I ran some tests and can’t explain the metrics result. Any help is appreciate !
Tests on datasource “visits”, 1 segment (1 shard) per day (~400-500MB) 96 dimensions 6 metrics
QueryType: Timeseries on 6 metrics (2 HyperUnique, 2 LongSum, 1 DoubleSum)
1 broker node: c4.4xlarge
1 historical node: r3.8xlarge (32 cores with actually 31 workers in conf)
query on 7 days (7 segments):
Historical query/time: 2292ms
max(Historical query/segmentAndCache/time): 2283ms
avg(Historical query/segmentAndCache/time): 2081ms
query on 30 days (30 segments):
Historical query/time: 5649ms
max(Historical query/segmentAndCache/time): 5640ms
avg(Historical query/segmentAndCache/time): 4635ms
(other metrics are not relevant)
The fact is query/segmentAndCache/time give us “Milliseconds taken to query individual segment or hit the cache (if it is enabled on the historical node).”

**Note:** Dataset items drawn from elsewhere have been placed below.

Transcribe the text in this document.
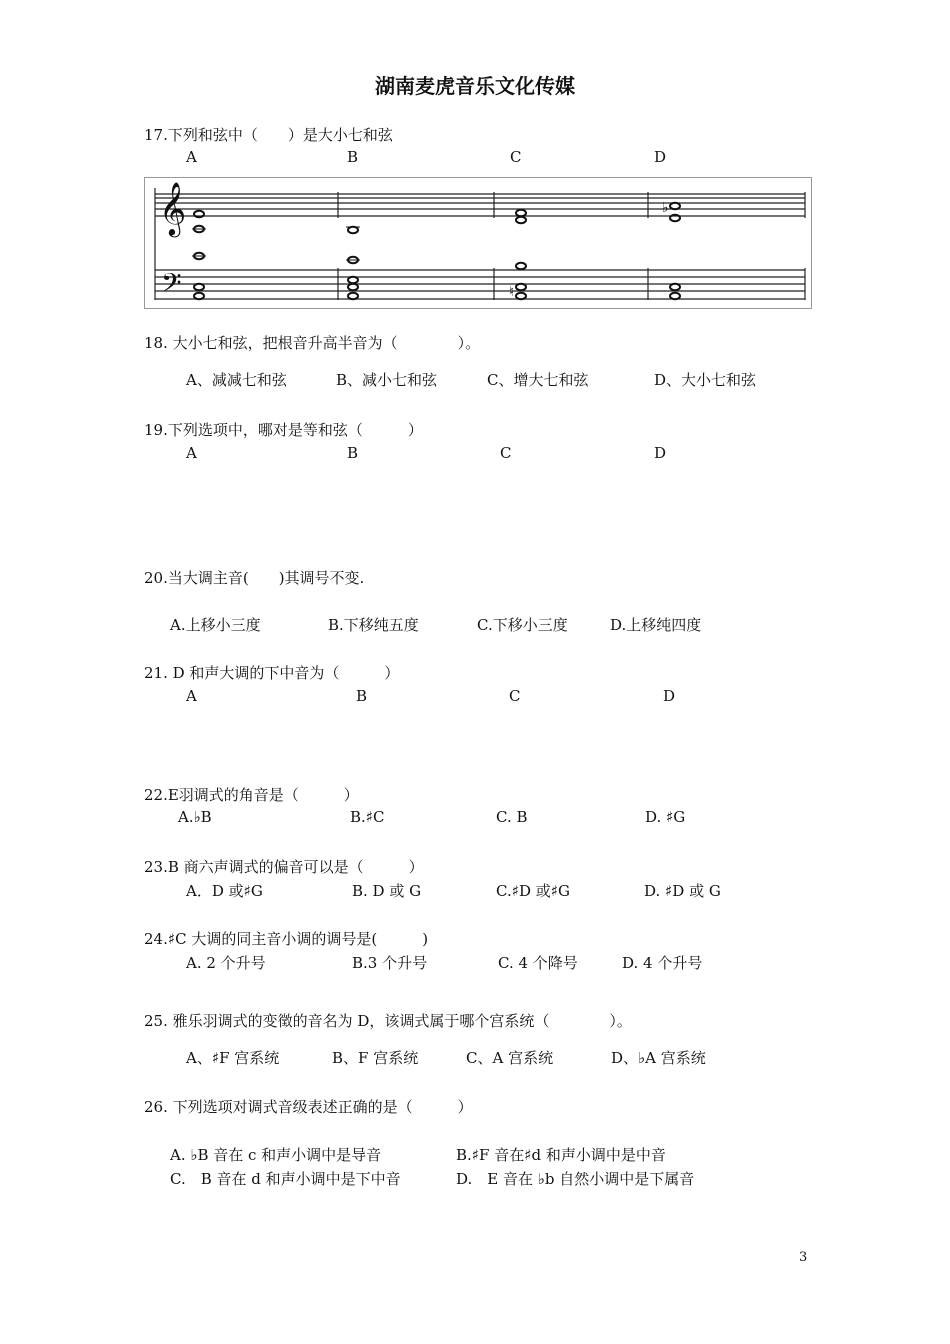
湖南麦虎音乐文化传媒
17.下列和弦中（　　）是大小七和弦
A	B	C	D
𝄞
𝄢	♮
♭
18. 大小七和弦，把根音升高半音为（　　　　）。
A、减减七和弦	B、减小七和弦	C、增大七和弦	D、大小七和弦
19.下列选项中，哪对是等和弦（　　　）
A	B	C	D
20.当大调主音(　　)其调号不变.
A.上移小三度	B.下移纯五度	C.下移小三度	D.上移纯四度
21. D 和声大调的下中音为（　　　）
A	B	C	D
22.E羽调式的角音是（　　　）
A.♭B	B.♯C	C. B	D. ♯G
23.B 商六声调式的偏音可以是（　　　）
A．D 或♯G	B. D 或 G	C.♯D 或♯G	D. ♯D 或 G
24.♯C 大调的同主音小调的调号是(　　　)
A. 2 个升号	B.3 个升号	C. 4 个降号	D. 4 个升号
25. 雅乐羽调式的变徵的音名为 D，该调式属于哪个宫系统（　　　　）。
A、♯F 宫系统	B、F 宫系统	C、A 宫系统	D、♭A 宫系统
26. 下列选项对调式音级表述正确的是（　　　）
A. ♭B 音在 c 和声小调中是导音	B.♯F 音在♯d 和声小调中是中音
C.　B 音在 d 和声小调中是下中音	D.　E 音在 ♭b 自然小调中是下属音
3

The max time of this metric is expected to be the same between both queries, but we can clearly see that in the second query it take more than twice the time.
My historical has 31 worker, so he’s able to scan and compute 31 segments in parallel. I expected the time added in the second query came from merging, but it seems like … NO !